Many of us have realized that the Republican Party has begun to fragment over the last few years. (So have the Democrats, but the Dems, at least, are more in tune with the conventional workings of government, whereas the Republicans are not.)
Let us first assume that the mechanics of Congress, the Supreme Court, the Senate, and the White House, and the ways they work together to govern the country has worked, and will continue to work in the near future. Whether it does or doesn't is a discussion for smarter minds than mine. Then it behooves those who are sent to Washington to learn how to do this to the best of their ability. However, in many areas of life, we see that the newer waves of people apprenticed to work in any area are simply content to learn certain tricks that work, and simply employ them repeatedly.

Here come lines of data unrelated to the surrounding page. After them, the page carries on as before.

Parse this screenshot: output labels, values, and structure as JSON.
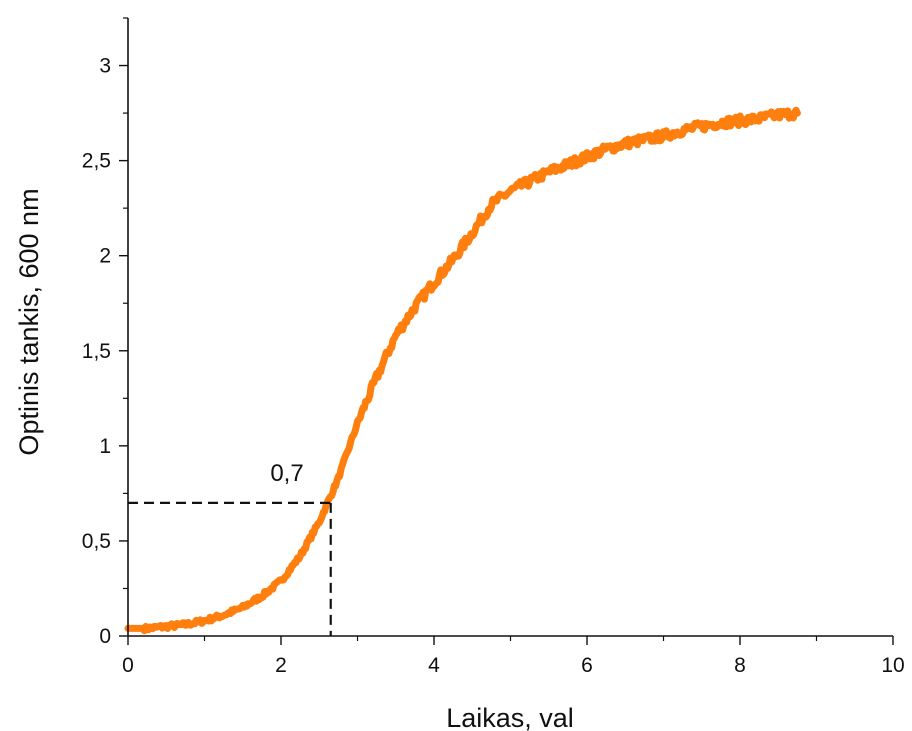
{
  "chart_data": {
    "type": "line",
    "xlabel": "Laikas, val",
    "ylabel": "Optinis tankis, 600 nm",
    "xlim": [
      0,
      10
    ],
    "ylim": [
      0,
      3.25
    ],
    "x_ticks": [
      "0",
      "2",
      "4",
      "6",
      "8",
      "10"
    ],
    "x_tick_values": [
      0,
      2,
      4,
      6,
      8,
      10
    ],
    "y_ticks": [
      "0",
      "0,5",
      "1",
      "1,5",
      "2",
      "2,5",
      "3"
    ],
    "y_tick_values": [
      0,
      0.5,
      1,
      1.5,
      2,
      2.5,
      3
    ],
    "grid": false,
    "series": [
      {
        "color": "#ff7f0e",
        "x": [
          0,
          0.25,
          0.5,
          0.75,
          1.0,
          1.25,
          1.5,
          1.75,
          2.0,
          2.25,
          2.5,
          2.75,
          3.0,
          3.25,
          3.5,
          3.75,
          4.0,
          4.25,
          4.5,
          4.75,
          5.0,
          5.25,
          5.5,
          5.75,
          6.0,
          6.25,
          6.5,
          6.75,
          7.0,
          7.25,
          7.5,
          7.75,
          8.0,
          8.25,
          8.5,
          8.75
        ],
        "y": [
          0.04,
          0.04,
          0.05,
          0.06,
          0.08,
          0.11,
          0.15,
          0.21,
          0.29,
          0.42,
          0.6,
          0.83,
          1.12,
          1.36,
          1.58,
          1.73,
          1.86,
          1.98,
          2.12,
          2.27,
          2.34,
          2.39,
          2.44,
          2.48,
          2.52,
          2.56,
          2.59,
          2.61,
          2.63,
          2.66,
          2.68,
          2.7,
          2.71,
          2.72,
          2.74,
          2.75
        ]
      }
    ],
    "reference": {
      "x": 2.65,
      "y": 0.7,
      "label": "0,7",
      "style": "dashed"
    }
  }
}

Mitch McConnell, for example, has learned to drag things out as long as possible, when a Congressional Democratic majority is in power, to (1) not address any legislation that has been sent up from the House, and (2) not consider any supreme court justices that a Democrat President nominates.

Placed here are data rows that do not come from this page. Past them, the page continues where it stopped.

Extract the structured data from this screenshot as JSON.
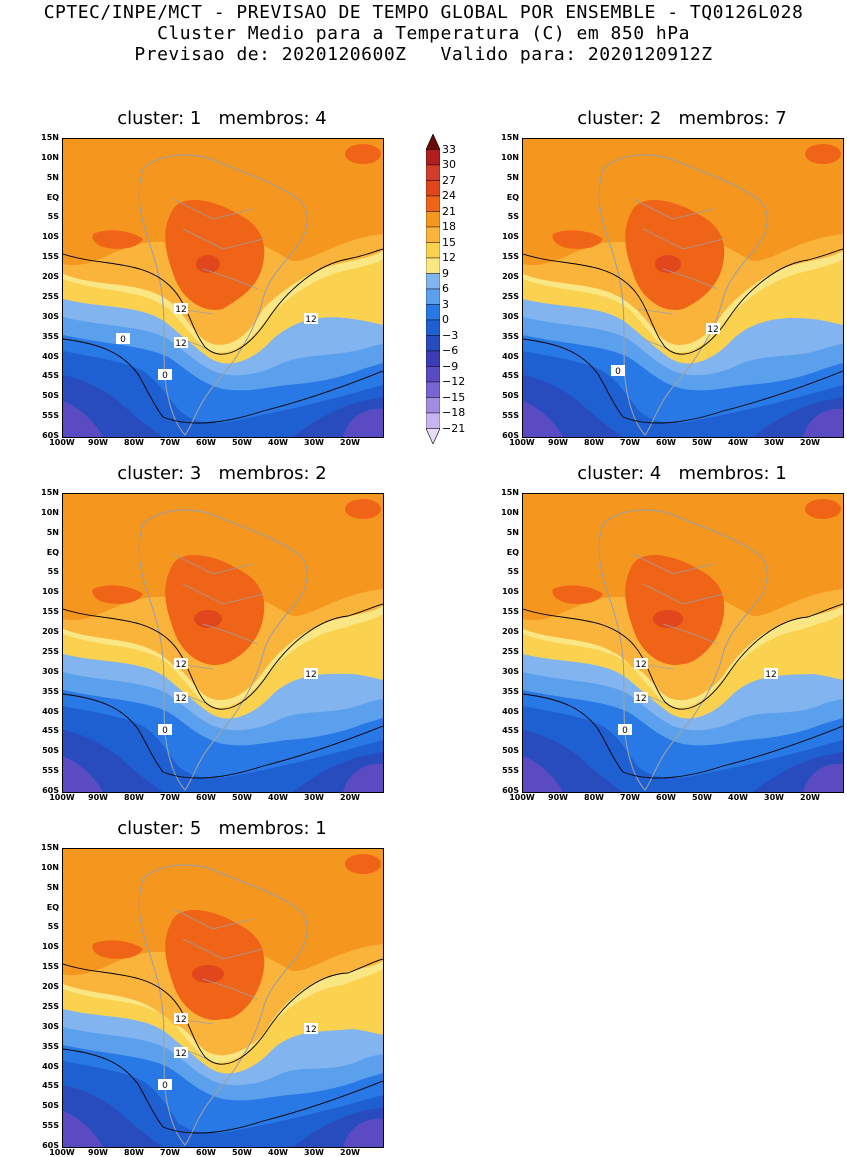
{
  "header": {
    "line1": "CPTEC/INPE/MCT - PREVISAO DE TEMPO GLOBAL POR ENSEMBLE - TQ0126L028",
    "line2": "Cluster Medio para a Temperatura (C) em 850 hPa",
    "line3": "Previsao de: 2020120600Z   Valido para: 2020120912Z"
  },
  "axes": {
    "lat_labels": [
      "15N",
      "10N",
      "5N",
      "EQ",
      "5S",
      "10S",
      "15S",
      "20S",
      "25S",
      "30S",
      "35S",
      "40S",
      "45S",
      "50S",
      "55S",
      "60S"
    ],
    "lon_labels": [
      "100W",
      "90W",
      "80W",
      "70W",
      "60W",
      "50W",
      "40W",
      "30W",
      "20W"
    ]
  },
  "colorbar": {
    "labels": [
      "33",
      "30",
      "27",
      "24",
      "21",
      "18",
      "15",
      "12",
      "9",
      "6",
      "3",
      "0",
      "-3",
      "-6",
      "-9",
      "-12",
      "-15",
      "-18",
      "-21"
    ],
    "colors": [
      "#6b0a0a",
      "#b21e1e",
      "#d23c2a",
      "#e2461c",
      "#f06418",
      "#f5961e",
      "#fab43c",
      "#fad250",
      "#fae682",
      "#82b4f0",
      "#5aa0ec",
      "#2878e6",
      "#1e5fd2",
      "#284bbe",
      "#3c3cb4",
      "#5a4bc3",
      "#7864d2",
      "#a08ce1",
      "#c8b4f0",
      "#e6dcfa"
    ]
  },
  "panels": [
    {
      "title": "cluster: 1   membros: 4",
      "contour_labels": [
        "12",
        "12",
        "12",
        "0",
        "0"
      ]
    },
    {
      "title": "cluster: 2   membros: 7",
      "contour_labels": [
        "12",
        "0"
      ]
    },
    {
      "title": "cluster: 3   membros: 2",
      "contour_labels": [
        "12",
        "12",
        "12",
        "0"
      ]
    },
    {
      "title": "cluster: 4   membros: 1",
      "contour_labels": [
        "12",
        "12",
        "12",
        "0"
      ]
    },
    {
      "title": "cluster: 5   membros: 1",
      "contour_labels": [
        "12",
        "12",
        "12",
        "0"
      ]
    }
  ]
}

This pattern has been extended as follows. If any Democrat President tries to do anything in a bipartisan way, the Republicans pretend to try to accommodate him or her. After months of negotiating have delayed the proceedings, they then stop negotiating and vote against the (successfully weakened) legislation.

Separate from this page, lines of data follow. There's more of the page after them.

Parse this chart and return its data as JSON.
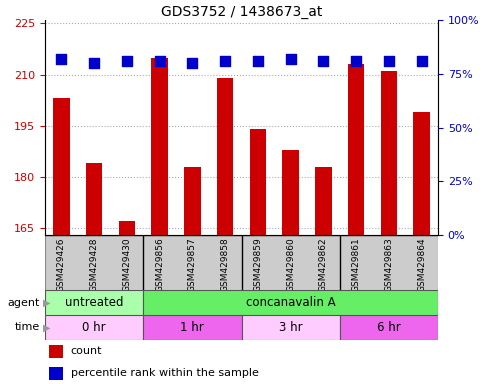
{
  "title": "GDS3752 / 1438673_at",
  "samples": [
    "GSM429426",
    "GSM429428",
    "GSM429430",
    "GSM429856",
    "GSM429857",
    "GSM429858",
    "GSM429859",
    "GSM429860",
    "GSM429862",
    "GSM429861",
    "GSM429863",
    "GSM429864"
  ],
  "counts": [
    203,
    184,
    167,
    215,
    183,
    209,
    194,
    188,
    183,
    213,
    211,
    199
  ],
  "percentile_ranks": [
    82,
    80,
    81,
    81,
    80,
    81,
    81,
    82,
    81,
    81,
    81,
    81
  ],
  "ylim_left": [
    163,
    226
  ],
  "ylim_right": [
    0,
    100
  ],
  "yticks_left": [
    165,
    180,
    195,
    210,
    225
  ],
  "yticks_right": [
    0,
    25,
    50,
    75,
    100
  ],
  "bar_color": "#cc0000",
  "dot_color": "#0000cc",
  "grid_color": "#aaaaaa",
  "bg_color": "#ffffff",
  "agent_groups": [
    {
      "label": "untreated",
      "start": 0,
      "end": 3,
      "color": "#aaffaa"
    },
    {
      "label": "concanavalin A",
      "start": 3,
      "end": 12,
      "color": "#66ee66"
    }
  ],
  "time_groups": [
    {
      "label": "0 hr",
      "start": 0,
      "end": 3,
      "color": "#ffccff"
    },
    {
      "label": "1 hr",
      "start": 3,
      "end": 6,
      "color": "#ee66ee"
    },
    {
      "label": "3 hr",
      "start": 6,
      "end": 9,
      "color": "#ffccff"
    },
    {
      "label": "6 hr",
      "start": 9,
      "end": 12,
      "color": "#ee66ee"
    }
  ],
  "left_axis_color": "#cc0000",
  "right_axis_color": "#0000cc",
  "bar_width": 0.5,
  "dot_size": 50,
  "group_sep_color": "#000000",
  "tick_bg_color": "#cccccc",
  "tick_border_color": "#888888"
}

The Democrats, however, are usually accomplished lawyers, who usually argue their cases in good faith, and do not try to subvert the dominant paradigm, as the saying goes. The Republicans know this, therefore they try very hard to break the rules. Whenever they discover a 'charismatic' leader in their midst (though it's hard to think of Donald Trump in terms of charisma; he's more of a showman, a sort of Liberace who can't play the piano), and who does not stand for the usual procedures of Washington, they make the best of it, and encourage him to wreak havoc in Washington, to the extent of subverting the Justice Department, the Immigration Service, and many other institutions that are not intended to be interfered with by political people.
So, as fewer and fewer strong, knowledgeable and skillful Republicans are elected to national office, and the party is left in the hands of hacks, their strategies will drift ever increasingly towards obstructionism, and such things as voter suppression, and playing with the Supreme Court, and wild litigation.